За всё, о чём я рассказал, и про что не успел.

19 декабря 2001 г.

Кармен Гургеновна улыбнулась, увидев меня, и спрятала что-то в чемодан.

Кармен Гургеновна - соседка по комнате. В крохотной бывшей кухне нас три семьи. У Кармен Гургеновны лучшая – тёплая - стена, потому что внутренняя. Стена выходит не на морозный двор, а к соседям, и она подальше от дверей, откуда всегда дует.

Кармен Гургеновна спаслась от немцев. Она успела схватить ридикюль с документами и перейти Дон по льду, скованному ранним морозом. Немцы уже входили в Ростов. Больная мать осталась с сестрой, муж погиб на фронте, ей, номенклатурной и партийной, оставаться в городе было смерть, и она ушла, вздрагивая при взрывах, и прижимая к себе одной рукой сумочку, а другой стискивая ладошку семилетней Леночки.

Теперь у Кармен Гургеновны были чемоданы, даже несколько. Они стояли под её кроватью, и она любила заглядывать в них.

Все мы жили на территории своих кроватей. Разделял семьи квадратный кухонный стол, забирая часть места над крышкой в подпол. Спали по двое на каждой лежанке. Пименовы, - мать Людмила Арсеньевна и дочь Елена Ивановна, – проживали на железной койке, застланной лоскутным одеялом. Им было трудно, – вместе крупные полные женщины едва умещались на лежанке. Кровать моих родителей примыкала к северной, выходящей в сени, стене. Напротив, через стол, располагалась Кармен Гургеновна с её молчаливой, как бы даже немного запуганной, Леночкой.

Я спал на сколоченных досках, приставляя на ночь табурет к ногам. Табурет перекрывал дверь, но ночью никто не выходил во двор, где в глубине стояла дощатая, вся в щелях, уборная со сталагмитами обледеневшего фекалия.

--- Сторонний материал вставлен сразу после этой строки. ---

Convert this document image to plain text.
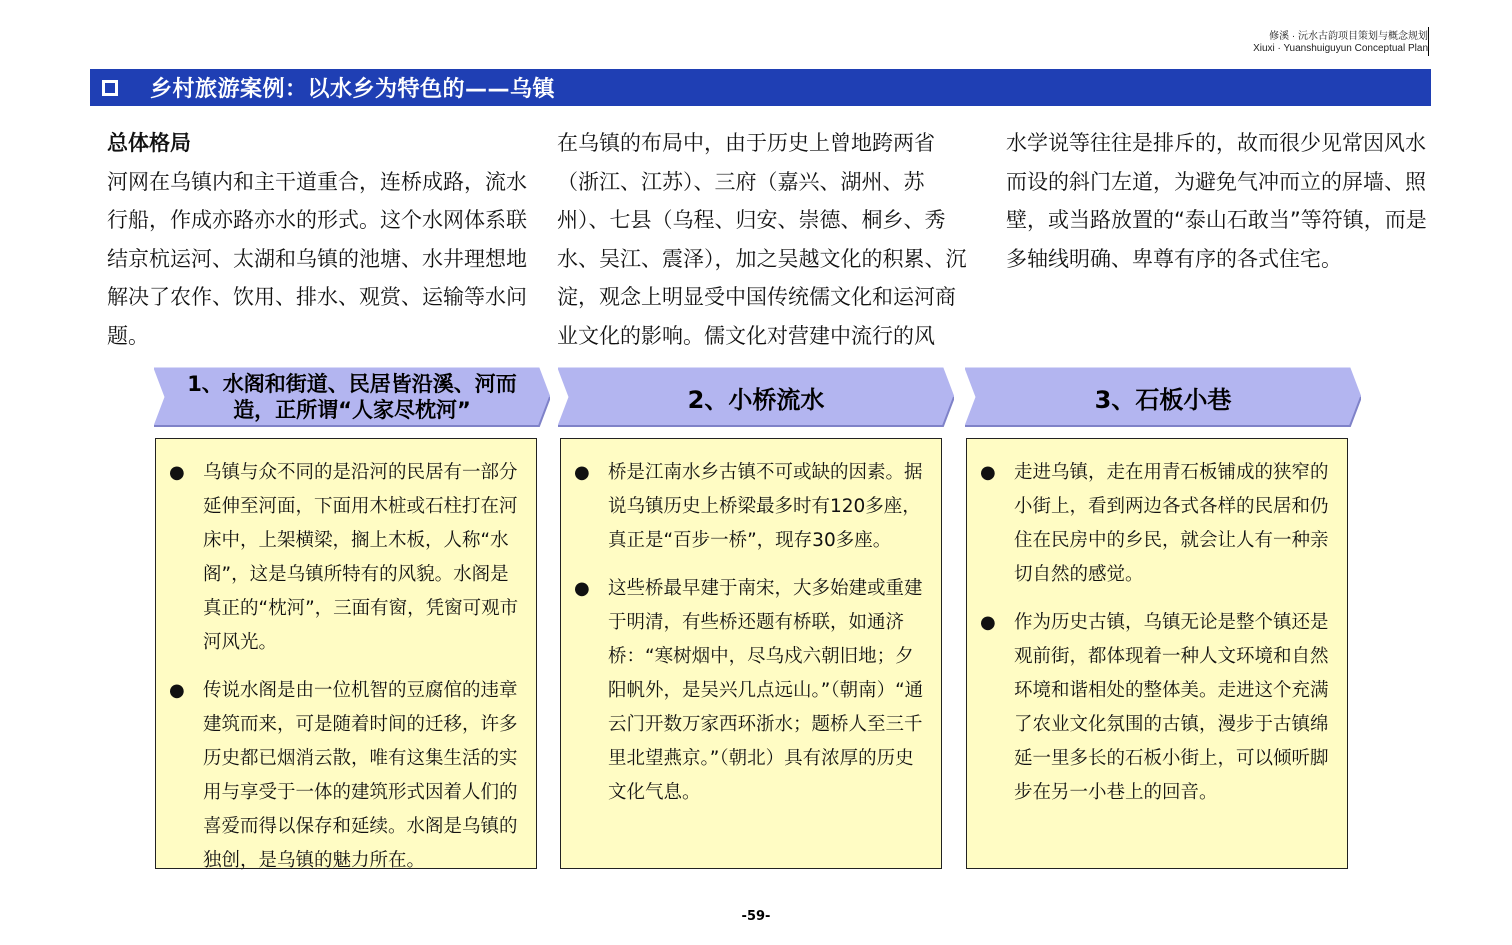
修溪 · 沅水古韵项目策划与概念规划
Xiuxi · Yuanshuiguyun Conceptual Plan
乡村旅游案例：以水乡为特色的——乌镇

总体格局

河网在乌镇内和主干道重合，连桥成路，流水行船，作成亦路亦水的形式。这个水网体系联结京杭运河、太湖和乌镇的池塘、水井理想地解决了农作、饮用、排水、观赏、运输等水问题。

在乌镇的布局中，由于历史上曾地跨两省（浙江、江苏）、三府（嘉兴、湖州、苏州）、七县（乌程、归安、崇德、桐乡、秀水、吴江、震泽），加之吴越文化的积累、沉淀，观念上明显受中国传统儒文化和运河商业文化的影响。儒文化对营建中流行的风

水学说等往往是排斥的，故而很少见常因风水而设的斜门左道，为避免气冲而立的屏墙、照壁，或当路放置的“泰山石敢当”等符镇，而是多轴线明确、卑尊有序的各式住宅。

1、水阁和街道、民居皆沿溪、河而
造，正所谓“人家尽枕河”	2、小桥流水	3、石板小巷
● 乌镇与众不同的是沿河的民居有一部分延伸至河面，下面用木桩或石柱打在河床中，上架横梁，搁上木板，人称“水阁”，这是乌镇所特有的风貌。水阁是真正的“枕河”，三面有窗，凭窗可观市河风光。
● 传说水阁是由一位机智的豆腐倌的违章建筑而来，可是随着时间的迁移，许多历史都已烟消云散，唯有这集生活的实用与享受于一体的建筑形式因着人们的喜爱而得以保存和延续。水阁是乌镇的独创，是乌镇的魅力所在。
● 桥是江南水乡古镇不可或缺的因素。据说乌镇历史上桥梁最多时有120多座，真正是“百步一桥”，现存30多座。
● 这些桥最早建于南宋，大多始建或重建于明清，有些桥还题有桥联，如通济桥：“寒树烟中，尽乌戍六朝旧地；夕阳帆外，是吴兴几点远山。”（朝南）“通云门开数万家西环浙水；题桥人至三千里北望燕京。”（朝北）具有浓厚的历史文化气息。
● 走进乌镇，走在用青石板铺成的狭窄的小街上，看到两边各式各样的民居和仍住在民房中的乡民，就会让人有一种亲切自然的感觉。
● 作为历史古镇，乌镇无论是整个镇还是观前街，都体现着一种人文环境和自然环境和谐相处的整体美。走进这个充满了农业文化氛围的古镇，漫步于古镇绵延一里多长的石板小街上，可以倾听脚步在另一小巷上的回音。
-59-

Все мы трудились в одной конторе, работавшей на войну: Контора поставляла продукцию военным заводам. Отец разъезжал по стране, выбивая комплектующие детали для танков и оборудование для военных цехов. Елена Ивановна, экономист, что-то вычисляла на арифмометре, ведая поставками и нарядами. Мама работала в плановом отделе. Я – на складе, куда уходил рано утром из конторы с пачкой нарядов. Там, при путях на узловой станции, в промёрзшем складском бараке, отбирал материалы: прорезиненные и вентиляторные ремни, победитовые резцы и свёрла, сидения для мотоциклов, ленты «феррадо», тормозные колодки, пневматические рукава, масляные выключатели и прочий «сортамент»… Паковал всё это, писал, послюнявив, химическим карандашом адреса на бирках, дожидался мужиков-белобилетников из той же конторы и помогал им при погрузке всего набора в товарный вагон, подававшийся прямо к бровке склада.

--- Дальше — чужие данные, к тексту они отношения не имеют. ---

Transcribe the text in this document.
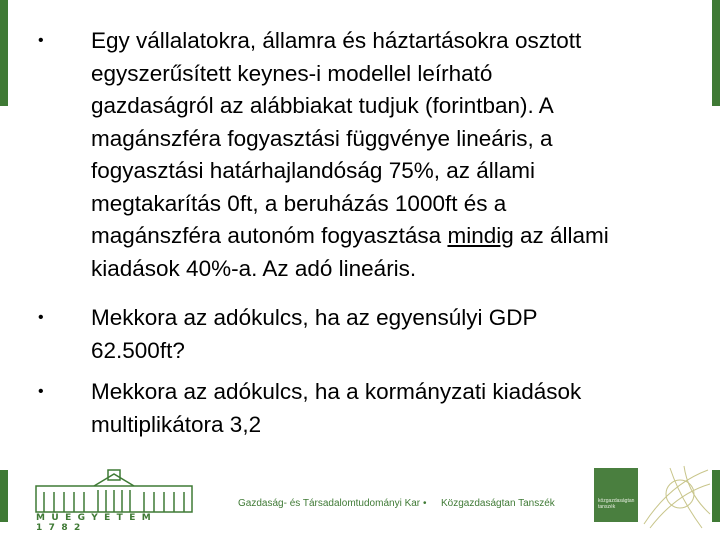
•	Egy vállalatokra, államra és háztartásokra osztott
egyszerűsített keynes-i modellel leírható
gazdaságról az alábbiakat tudjuk (forintban). A
magánszféra fogyasztási függvénye lineáris, a
fogyasztási határhajlandóság 75%, az állami
megtakarítás 0ft, a beruházás 1000ft és a
magánszféra autonóm fogyasztása mindig az állami
kiadások 40%-a. Az adó lineáris.
•	Mekkora az adókulcs, ha az egyensúlyi GDP
62.500ft?
•	Mekkora az adókulcs, ha a kormányzati kiadások
multiplikátora 3,2
MŰEGYETEM 1782
Gazdaság- és Társadalomtudományi Kar • Közgazdaságtan Tanszék	közgazdaságtan
tanszék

К слову сказать, из всех жильцов комнаты я был единственным обладателем рабочей карточки. Мама настояла, чтобы я двести граммов из этого пайка съедал утром, и я по дороге на работу заходил в маленький хлебный магазинчик, где толстая сонная продавщица отрезала талон и взвешивала на латунных отполированных весах мою норму. Этот кусок липкого, с отрубями, хлеба казался мне большим богатством, а сама продавщица могущественной дарительницей, и я очень удивился, когда однажды магазин оказался закрытым, и я узнал, что продавщицу арестовали: она подпиливала гирьки…

Руководила всей нашей конторой улыбчивая и волевая Кармен Гургеновна.

Должность у Кармен Гургеновны важная и ответственная. У неё отдельный большой кабинет и большая зарплата. Ей дают ежемесячно итеэровский доппаёк и специальный пропуск в зал для начальства при заводской столовой. (ИТР – это значит инженерно-технический работник, если кто не знает.) Однажды она мне дала талон – за то, что я приводил Леночку из детсада. Я пошёл на завод, он был рядом с нашей конторой, знаменитый Шарикоподшипниковый. Еда была очень вкусная. Даже со сливочным маслом и компотом на третье. А белые скатерти и солонки на столе совсем, как в довоенное время.

…Кармен Гургеновна улыбнулась, увидев меня, и спрятала что-то в чемодан. Таилась она напрасно, я не подсматривал, да к тому же я знал секрет, который она не очень-то и скрывала. У неё интересная привычка: деньги, только десятки, аккуратно складывать пополам. Потом ещё раз пополам. Получается очень красиво и компактно, такие маленькие красненькие карточки, их удобно складывать в пустые коробочки из-под спичек. Когда коробочка наполнялась, она исчезала в чемодане, а на её месте появлялась новая, пустая.

Я иногда видел такую десятку в руках у мамы. Значит, опять был обмен. Мама ей что-то из своих вещей отдавала, а Кармен Гургеновна маме – десятку. Обмен шёл через обеденный стол, покрытый потёртой на сгибах, клеёнкой.